In the New York Review of Books, white environmentalist Bill McKibben realizes that the Democratic Party is not interested in conserving guys like him, and thinks that — environment be damned — is sort of great:
… the Democrats—though compromised at the top, chummy with corporations, frustratingly split on crucial issues, and notoriously unwilling to stand their ground—are, in certain ways, sort of great. …
The first day of our work, the fifteen of us gathered in some miserable hotel ballroom and spent a solid eight hours listening to nonstop earnest testimony from different groups that wanted their viewpoints represented in the platform. I was sitting next to Representative Barbara Lee of Oakland, California, who was quick, sharp, and quite delightful. After the first forty witnesses, I leaned over to whisper: “You know what’s interesting: we haven’t heard from a white guy yet.” She took a minute to look up and down her agenda to make sure I was right, and then she flashed me a wide grin. “Now you know how it feels,” she said.

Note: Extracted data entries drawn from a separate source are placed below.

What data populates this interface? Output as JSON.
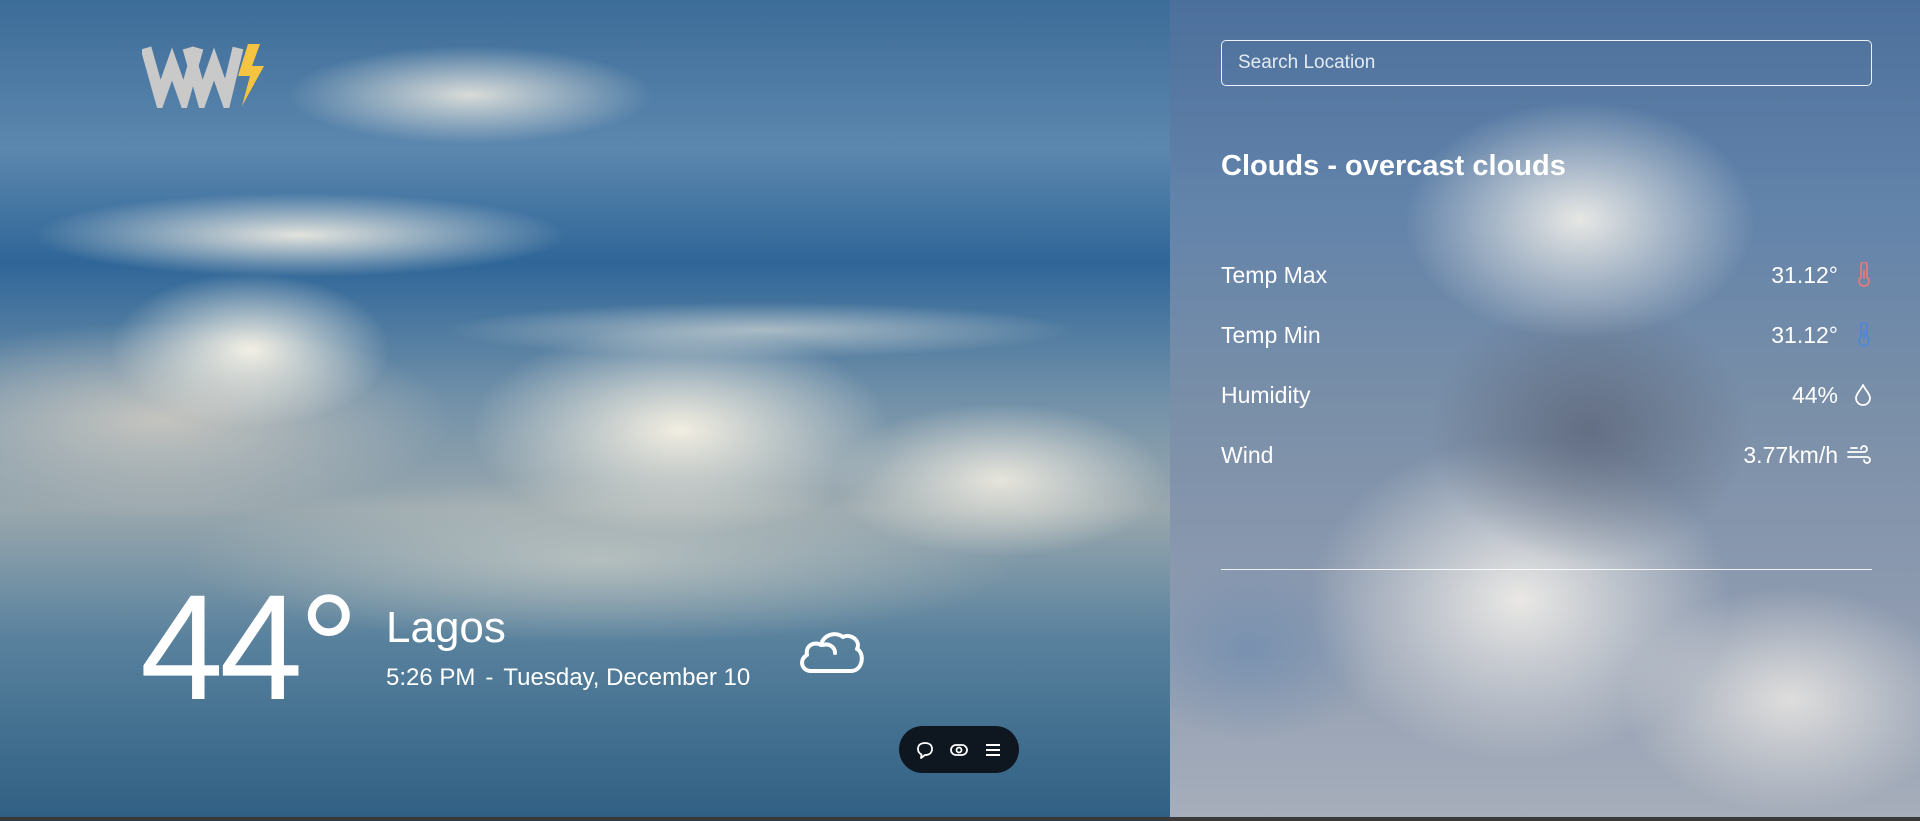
{
  "hero": {
    "temperature": "44°",
    "city": "Lagos",
    "time": "5:26 PM",
    "separator": "-",
    "date": "Tuesday, December 10",
    "weather_icon": "cloud-icon",
    "logo_icon": "ww-lightning-logo"
  },
  "toolbar": {
    "buttons": [
      {
        "icon": "chat-bubble-icon"
      },
      {
        "icon": "eye-toggle-icon"
      },
      {
        "icon": "menu-icon"
      }
    ]
  },
  "panel": {
    "search": {
      "placeholder": "Search Location",
      "value": ""
    },
    "condition": "Clouds - overcast clouds",
    "details": [
      {
        "label": "Temp Max",
        "value": "31.12°",
        "icon": "thermometer-hot-icon",
        "icon_color": "#e8797a"
      },
      {
        "label": "Temp Min",
        "value": "31.12°",
        "icon": "thermometer-cold-icon",
        "icon_color": "#4f86d8"
      },
      {
        "label": "Humidity",
        "value": "44%",
        "icon": "droplet-icon",
        "icon_color": "#ffffff"
      },
      {
        "label": "Wind",
        "value": "3.77km/h",
        "icon": "wind-icon",
        "icon_color": "#ffffff"
      }
    ]
  },
  "colors": {
    "logo_gray": "#c9c9c9",
    "logo_bolt": "#f5c542",
    "pill_bg": "#0e1720"
  }
}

My sense, after many days of such hearings, was that the Democratic Party at its best operated as a kind of support network for the decent people who get pushed around in America—people of color, working people, disabled people, gay people, people who have to breathe the fumes from refineries.
The people who most have to breathe the fumes from refineries are the people who work there and they like getting paid. But leave that aside for the minute. Who does McKibben think is going to care about the environment in the Democratic Party when the last white guy Democrat is shunted aside? The energy companies have plenty of money to buy off the Congressional Black and Hispanic Caucuses.